Where most programs start
A program building toward the August 2, 2026 deadline typically starts with the classifier in detection mode for the first thirty days. The team observes which categories fire on real traffic, tunes the confidence thresholds, and confirms the false-positive rate is low enough that production teams accept the enforcement. After calibration, the policy moves from permit-and-log to redact-or-block on the categories the program decided carry the most risk.
The calibration window is the operational cost of standing up AI data classification at the boundary. Programs that skip it discover false-positive volume that production teams cannot accept. Programs that invest in it land on policy thresholds that hold up at the enforcement step.
DeepInspect
DeepInspect ships AI data classification at the HTTP request boundary as part of the identity-aware enforcement gateway. The proxy authenticates the caller against the corporate IdP, runs deterministic classification against the prompt content (PII, PHI, source code, customer data, organization-defined categories), evaluates policy against identity and classification, and commits a per-decision audit record before the response returns. The records carry the classification label, the confidence score, the policy version, the decision, and an integrity signature on a tamper-evident series.
For programs preparing for the August 2, 2026 deadline, the classifier output is the field the audit record references. The placement at the request boundary is what makes the field consistent across multiple application teams and multiple LLM providers.
Book a demo today.
Frequently asked questions
- How does the classifier handle false positives?

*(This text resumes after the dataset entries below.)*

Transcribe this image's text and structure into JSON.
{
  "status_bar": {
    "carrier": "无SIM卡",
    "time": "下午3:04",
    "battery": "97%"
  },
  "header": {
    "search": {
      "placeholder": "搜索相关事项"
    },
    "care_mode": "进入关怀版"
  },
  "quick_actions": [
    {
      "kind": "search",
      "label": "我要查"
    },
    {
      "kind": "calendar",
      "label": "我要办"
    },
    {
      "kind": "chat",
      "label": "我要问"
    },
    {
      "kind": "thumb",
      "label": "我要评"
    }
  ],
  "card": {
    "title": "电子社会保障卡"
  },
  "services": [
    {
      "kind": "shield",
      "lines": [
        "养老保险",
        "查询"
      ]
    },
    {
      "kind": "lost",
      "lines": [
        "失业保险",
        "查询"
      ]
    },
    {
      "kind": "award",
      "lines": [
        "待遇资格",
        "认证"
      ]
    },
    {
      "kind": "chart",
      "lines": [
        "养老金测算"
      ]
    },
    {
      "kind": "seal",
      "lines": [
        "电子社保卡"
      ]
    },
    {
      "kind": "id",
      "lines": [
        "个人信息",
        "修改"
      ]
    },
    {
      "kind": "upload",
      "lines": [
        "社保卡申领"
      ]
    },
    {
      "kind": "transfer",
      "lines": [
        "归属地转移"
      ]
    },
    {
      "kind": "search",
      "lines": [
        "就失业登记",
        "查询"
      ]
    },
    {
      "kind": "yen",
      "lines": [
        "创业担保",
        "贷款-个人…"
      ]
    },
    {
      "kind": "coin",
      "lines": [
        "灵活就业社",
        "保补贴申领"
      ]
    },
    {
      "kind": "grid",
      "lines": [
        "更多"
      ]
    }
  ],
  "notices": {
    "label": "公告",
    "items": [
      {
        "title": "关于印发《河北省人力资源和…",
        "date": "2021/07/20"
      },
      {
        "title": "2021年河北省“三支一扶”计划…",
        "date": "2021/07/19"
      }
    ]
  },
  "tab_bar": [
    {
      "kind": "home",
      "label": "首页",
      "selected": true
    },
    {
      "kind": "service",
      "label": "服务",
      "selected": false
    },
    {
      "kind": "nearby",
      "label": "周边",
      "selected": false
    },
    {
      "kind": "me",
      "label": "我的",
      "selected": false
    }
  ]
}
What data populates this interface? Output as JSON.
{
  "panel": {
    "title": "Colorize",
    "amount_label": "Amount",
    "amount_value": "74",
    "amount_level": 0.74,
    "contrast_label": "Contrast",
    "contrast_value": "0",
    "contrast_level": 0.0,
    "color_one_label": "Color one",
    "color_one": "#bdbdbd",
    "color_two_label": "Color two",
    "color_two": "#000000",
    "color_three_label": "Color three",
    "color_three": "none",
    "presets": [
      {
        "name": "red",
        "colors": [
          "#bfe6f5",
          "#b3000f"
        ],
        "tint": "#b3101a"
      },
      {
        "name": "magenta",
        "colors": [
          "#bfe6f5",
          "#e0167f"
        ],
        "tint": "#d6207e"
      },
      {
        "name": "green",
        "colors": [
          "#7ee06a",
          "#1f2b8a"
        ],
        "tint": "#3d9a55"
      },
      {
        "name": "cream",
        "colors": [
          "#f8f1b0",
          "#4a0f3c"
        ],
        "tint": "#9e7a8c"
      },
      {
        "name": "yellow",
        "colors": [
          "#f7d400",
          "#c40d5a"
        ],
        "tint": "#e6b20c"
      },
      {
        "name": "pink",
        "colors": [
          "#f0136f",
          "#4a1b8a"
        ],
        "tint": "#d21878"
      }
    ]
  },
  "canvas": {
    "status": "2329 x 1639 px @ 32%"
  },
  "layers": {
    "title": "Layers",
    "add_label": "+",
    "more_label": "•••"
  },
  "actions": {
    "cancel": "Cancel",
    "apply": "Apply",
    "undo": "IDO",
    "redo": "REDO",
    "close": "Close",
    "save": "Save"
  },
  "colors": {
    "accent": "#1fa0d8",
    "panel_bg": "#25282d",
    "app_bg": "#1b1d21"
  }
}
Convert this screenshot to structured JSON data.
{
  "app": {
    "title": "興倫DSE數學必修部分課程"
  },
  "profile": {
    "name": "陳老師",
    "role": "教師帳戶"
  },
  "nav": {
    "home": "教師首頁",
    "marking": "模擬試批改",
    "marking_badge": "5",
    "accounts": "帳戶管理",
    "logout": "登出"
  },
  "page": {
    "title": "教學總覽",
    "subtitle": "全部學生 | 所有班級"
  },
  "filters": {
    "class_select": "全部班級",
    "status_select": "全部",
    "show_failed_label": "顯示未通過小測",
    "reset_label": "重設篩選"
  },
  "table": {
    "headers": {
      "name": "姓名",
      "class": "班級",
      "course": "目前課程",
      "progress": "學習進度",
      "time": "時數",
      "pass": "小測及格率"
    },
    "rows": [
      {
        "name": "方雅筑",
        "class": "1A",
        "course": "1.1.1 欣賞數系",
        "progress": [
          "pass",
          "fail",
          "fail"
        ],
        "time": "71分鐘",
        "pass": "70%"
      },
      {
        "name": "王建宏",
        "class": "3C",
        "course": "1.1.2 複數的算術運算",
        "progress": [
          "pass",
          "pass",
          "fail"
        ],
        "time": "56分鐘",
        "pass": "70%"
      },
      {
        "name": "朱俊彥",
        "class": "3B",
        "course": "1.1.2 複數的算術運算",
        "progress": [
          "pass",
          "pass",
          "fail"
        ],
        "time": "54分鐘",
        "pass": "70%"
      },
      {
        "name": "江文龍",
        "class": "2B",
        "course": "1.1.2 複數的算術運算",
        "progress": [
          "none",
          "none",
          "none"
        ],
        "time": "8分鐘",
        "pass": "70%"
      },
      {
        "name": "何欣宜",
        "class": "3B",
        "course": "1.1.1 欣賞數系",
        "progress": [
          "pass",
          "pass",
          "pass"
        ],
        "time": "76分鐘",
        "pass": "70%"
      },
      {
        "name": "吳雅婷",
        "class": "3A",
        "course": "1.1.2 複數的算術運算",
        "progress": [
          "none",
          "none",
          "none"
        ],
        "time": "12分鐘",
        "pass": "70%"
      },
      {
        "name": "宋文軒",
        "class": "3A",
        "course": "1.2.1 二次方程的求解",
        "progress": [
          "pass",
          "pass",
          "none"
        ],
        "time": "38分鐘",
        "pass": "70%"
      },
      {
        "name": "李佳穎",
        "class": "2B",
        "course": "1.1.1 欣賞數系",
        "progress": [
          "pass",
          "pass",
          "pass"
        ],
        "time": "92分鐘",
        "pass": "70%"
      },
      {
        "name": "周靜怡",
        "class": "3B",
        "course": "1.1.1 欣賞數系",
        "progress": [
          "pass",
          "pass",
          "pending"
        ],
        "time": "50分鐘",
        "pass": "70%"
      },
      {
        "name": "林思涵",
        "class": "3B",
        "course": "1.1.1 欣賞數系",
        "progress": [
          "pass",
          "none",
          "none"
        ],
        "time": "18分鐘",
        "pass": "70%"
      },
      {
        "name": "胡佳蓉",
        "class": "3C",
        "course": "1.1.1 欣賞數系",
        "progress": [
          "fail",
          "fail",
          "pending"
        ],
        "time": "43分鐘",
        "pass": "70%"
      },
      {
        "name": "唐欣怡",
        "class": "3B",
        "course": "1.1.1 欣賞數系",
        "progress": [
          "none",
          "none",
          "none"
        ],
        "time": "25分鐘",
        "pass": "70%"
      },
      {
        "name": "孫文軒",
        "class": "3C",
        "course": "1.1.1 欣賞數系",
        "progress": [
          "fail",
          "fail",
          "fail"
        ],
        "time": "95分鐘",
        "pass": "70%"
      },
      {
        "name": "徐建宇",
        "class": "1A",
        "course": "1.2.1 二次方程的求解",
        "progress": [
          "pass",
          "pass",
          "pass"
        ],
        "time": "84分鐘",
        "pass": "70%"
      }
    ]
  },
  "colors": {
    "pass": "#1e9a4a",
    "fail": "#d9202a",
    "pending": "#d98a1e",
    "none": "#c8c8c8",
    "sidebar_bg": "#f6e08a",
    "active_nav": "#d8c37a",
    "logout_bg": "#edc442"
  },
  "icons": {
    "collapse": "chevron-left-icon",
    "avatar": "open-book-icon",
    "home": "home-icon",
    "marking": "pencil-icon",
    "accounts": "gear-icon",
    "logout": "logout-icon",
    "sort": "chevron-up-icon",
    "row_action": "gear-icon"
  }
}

The classifier outputs a confidence score per label. The policy evaluates against a threshold (typically 0.7 for high-precision categories, 0.85 for free-form categories with higher variance). Programs calibrate the thresholds during the first thirty days against real traffic and tune by category. The audit record captures the score, which lets the program review whether false positives drove block decisions inappropriately.
- Can the classifier handle multi-language prompts?
The classifier supports the major languages enterprise prompt traffic uses (English, Spanish, French, German, Portuguese, Japanese, Mandarin, Korean). The PII patterns include locale-specific identifier formats. PHI coverage tracks ICD-10 codes across English clinical traffic; programs with significant non-English clinical workflows tune the classifier with additional pattern sets.
- How does AI data classification work for agentic flows?
Agentic flows generate prompt content programmatically. The classifier runs on the assembled prompt the agent sends to the LLM, not on the intermediate state inside the agent's reasoning step. The identity binding for agentic flows carries the service identity the agent inherits plus the originating user identity if the agent is operating on behalf of a person. The audit record carries both fields on the same series.
- Can we plug an existing classifier in instead of the proxy's built-in?
The enforcement layer can call an external classifier through an integration if the program already operates a canonical classifier (Nightfall, Protect AI, or an internal model). The audit record carries the external classifier's output alongside the policy decision. Programs that already standardize on one classifier across SaaS and email can extend that taxonomy to the LLM request boundary through this pattern.
- What is the classifier's overhead on the request path?
The classifier runs in under 30 ms on typical prompt sizes (under 4,000 tokens). End-to-end inspection overhead, including TLS termination and policy evaluation, measures under 50 ms in DeepInspect's internal testing. LLM inference itself takes 500 ms to 5 seconds, which keeps the classification overhead inside the variance of the round-trip.